Une cuisine étincelante, des couleurs vives, il semble faire beau et chaud sur cette couverture particulièrement attirante, et ce titre de roman, «
Un long, si long après-midi », plein de langueur. Tout semble si parfait. Vraiment ? Les apparences sont trompeuses si l'on prend la peine de les gratter un peu, et c'est ce que ce roman aura (au moins) le mérite de montrer.
Car si l'on y regarde bien, ce tableau n'est pas si parfait et en ordre qu'il en a l'air. le repas est brûlé, le lait a débordé de la casserole et du sang tache le lino si bien entretenu. Ce sang, c'est celui de Joyce
Haney, qui a, semble-t-il disparu, laissant derrière elle un mari, beau comme un ancien quarterback, deux adorables petites filles, une garde-robe bien fournie, une maison digne d'un magazine de décoration dans une banlieue californienne chic et bon genre. Bref, la vie parfaite comme on pouvait l'imaginer à la fin des années 1950, tout du moins pour la classe moyenne aisée blanche. Car la première arrivée sur les lieux, Ruby Wright, la femme de ménage de la famille
Haney, sera arrêtée, sans raison, tout simplement parce qu'elle est noire. En effet, sous le soleil californien, et encore plus au tout début des années 1960, l'air n'a pas la même densité pour tous, et les droits sont une notion un peu plus définie pour certains que pour d'autres.
L'affaire est donc attribuée à Mick Blanke, un inspecteur qui arrive tout droit de New York, et qui traîne suffisamment de casseroles pour ne pas être vraiment pris au sérieux, malgré les grands airs qu'il se donne. Un peu moins obtus que les autres, il saura écouter Ruby, cette jeune femme moderne voire en avance sur son temps, qui ne se résout pas à se soumettre à la double oppression d'être femme et noire. Car Joyce et Ruby sont les deux héroïnes principales de ce roman, deux femmes qui présentent des points communs : celui de ne pas vouloir être ce que la société attend d'elles, d'être elles-mêmes, d'aller au bout de leurs envies, même si ce combat est difficile à porter quand on est une femme mariée ou quand on est une femme avec la mauvaise couleur de peau, et de parer les coups, même si ceux-ci sont moins visibles pour la première que pour la seconde.
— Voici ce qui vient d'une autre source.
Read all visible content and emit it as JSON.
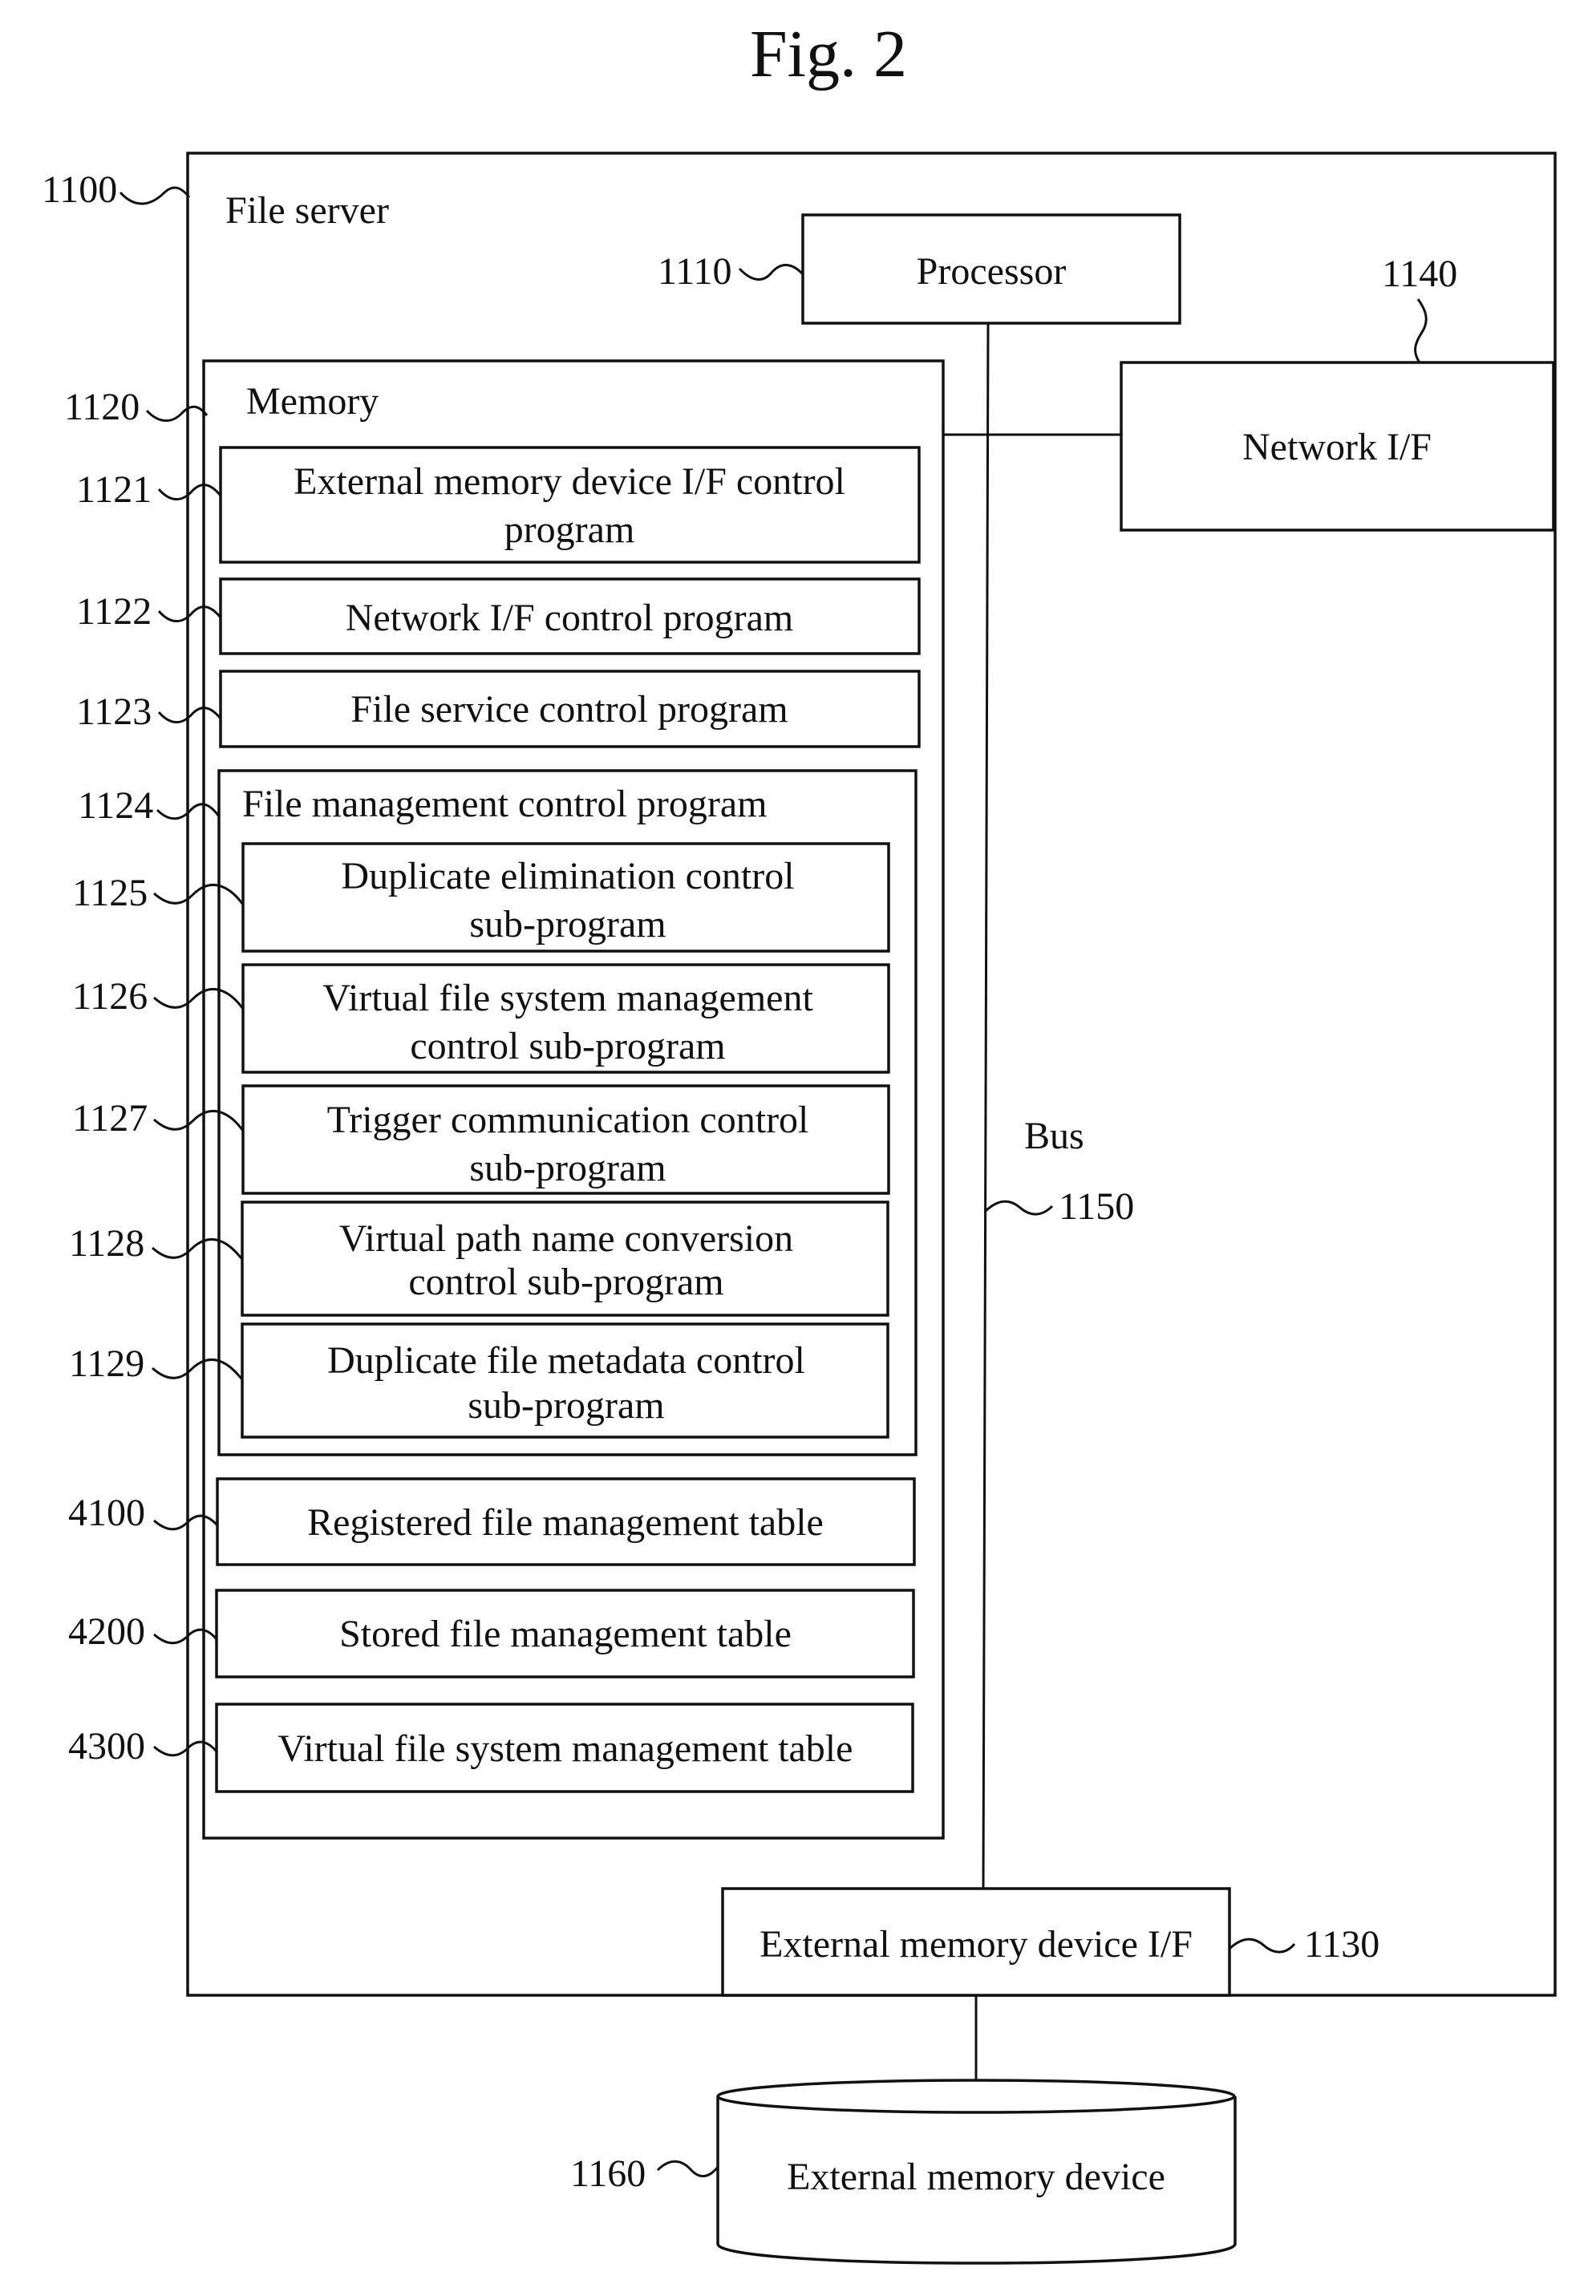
{
  "figure": {
    "title": "Fig. 2"
  },
  "file_server": {
    "ref": "1100",
    "label": "File server"
  },
  "processor": {
    "ref": "1110",
    "label": "Processor"
  },
  "network_if": {
    "ref": "1140",
    "label": "Network I/F"
  },
  "memory": {
    "ref": "1120",
    "label": "Memory",
    "programs": [
      {
        "ref": "1121",
        "lines": [
          "External memory device I/F control",
          "program"
        ]
      },
      {
        "ref": "1122",
        "lines": [
          "Network I/F control program"
        ]
      },
      {
        "ref": "1123",
        "lines": [
          "File service control program"
        ]
      }
    ],
    "file_management": {
      "ref": "1124",
      "label": "File management control program",
      "sub_programs": [
        {
          "ref": "1125",
          "lines": [
            "Duplicate elimination control",
            "sub-program"
          ]
        },
        {
          "ref": "1126",
          "lines": [
            "Virtual file system management",
            "control sub-program"
          ]
        },
        {
          "ref": "1127",
          "lines": [
            "Trigger communication control",
            "sub-program"
          ]
        },
        {
          "ref": "1128",
          "lines": [
            "Virtual path name conversion",
            "control sub-program"
          ]
        },
        {
          "ref": "1129",
          "lines": [
            "Duplicate file metadata control",
            "sub-program"
          ]
        }
      ]
    },
    "tables": [
      {
        "ref": "4100",
        "label": "Registered file management table"
      },
      {
        "ref": "4200",
        "label": "Stored file management table"
      },
      {
        "ref": "4300",
        "label": "Virtual file system management table"
      }
    ]
  },
  "bus": {
    "ref": "1150",
    "label": "Bus"
  },
  "external_memory_if": {
    "ref": "1130",
    "label": "External memory device I/F"
  },
  "external_memory_device": {
    "ref": "1160",
    "label": "External memory device"
  }
}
Ce message féministe et en faveur de l'égalité des droits est séduisant. C'est dommage qu'il soit en revanche noyé dans une enquête brouillonne, portée par un enquêteur dont la nature est d'être à côté de la plaque (aussi bien professionnellement que dans sa vie privée), et que l'autrice n'échappe à aucun cliché : une ambiance que la série « Desperate Housewives » n'aurait pas reniée (cette tyrannie de la perfection à tout prix, cette société féminine aussi sympathique qu'un noeud de vipères derrière les sourires colgate), et une brochette de clichés sexistes le plus souvent émis par un flic qu'on a seulement réussi à faire ressembler à une pâle copie de l'inspecteur Harry : « Quand Fran était enceinte de Sandy, ses hormones lui assuraient la stabilité émotionnelle d'une ballerine de cinq ans et réduisaient son intelligence à celle d'une assiette de purée » ; « Ce regard désespéré, la façon dont le bout de sa langue frotte ses lèvres fougueuses… Elle sait quelque chose. Ça se manifeste comme ça chez les femmes. Comme un manque. Les hommes qui veulent passer à table parlent sans détour, mais les femmes deviennent sirupeuses comme de la crème au caramel ». le tout servi par une écriture balourde, capable de présenter une femme d'âge moyen comme « une femme approchant l'automne de sa vie » (sic)…
La description de cette banlieue californienne fait tout aussi toc (« le Seafront View Hotel est probablement la plus grosse arnaque de ce côté de Brentwood. Il n'y a pas plus de front de mer qu'il n'y a de vue, sauf si vous considérez que contempler l'Interstate 10 est une expérience visuelle remarque ». Voilà tout ce qu'on aura pour planter un décor américain), et quelques réflexions un peu trop modernes pour être tout à fait d'époque (c'est probablement un tout petit détail, je chipote, mais un inspecteur des années 1960 allait-il vraiment se demander si une femme prenait des médicaments en raison de règles douloureuses ?) viennent finir de plomber ce roman un peu bancal. C'est dommage, il y avait de l'idée. Mais les voisines de Wisteria Lane peuvent aller se coucher tranquilles, elles n'auront pas cette fois-ci de la concurrence.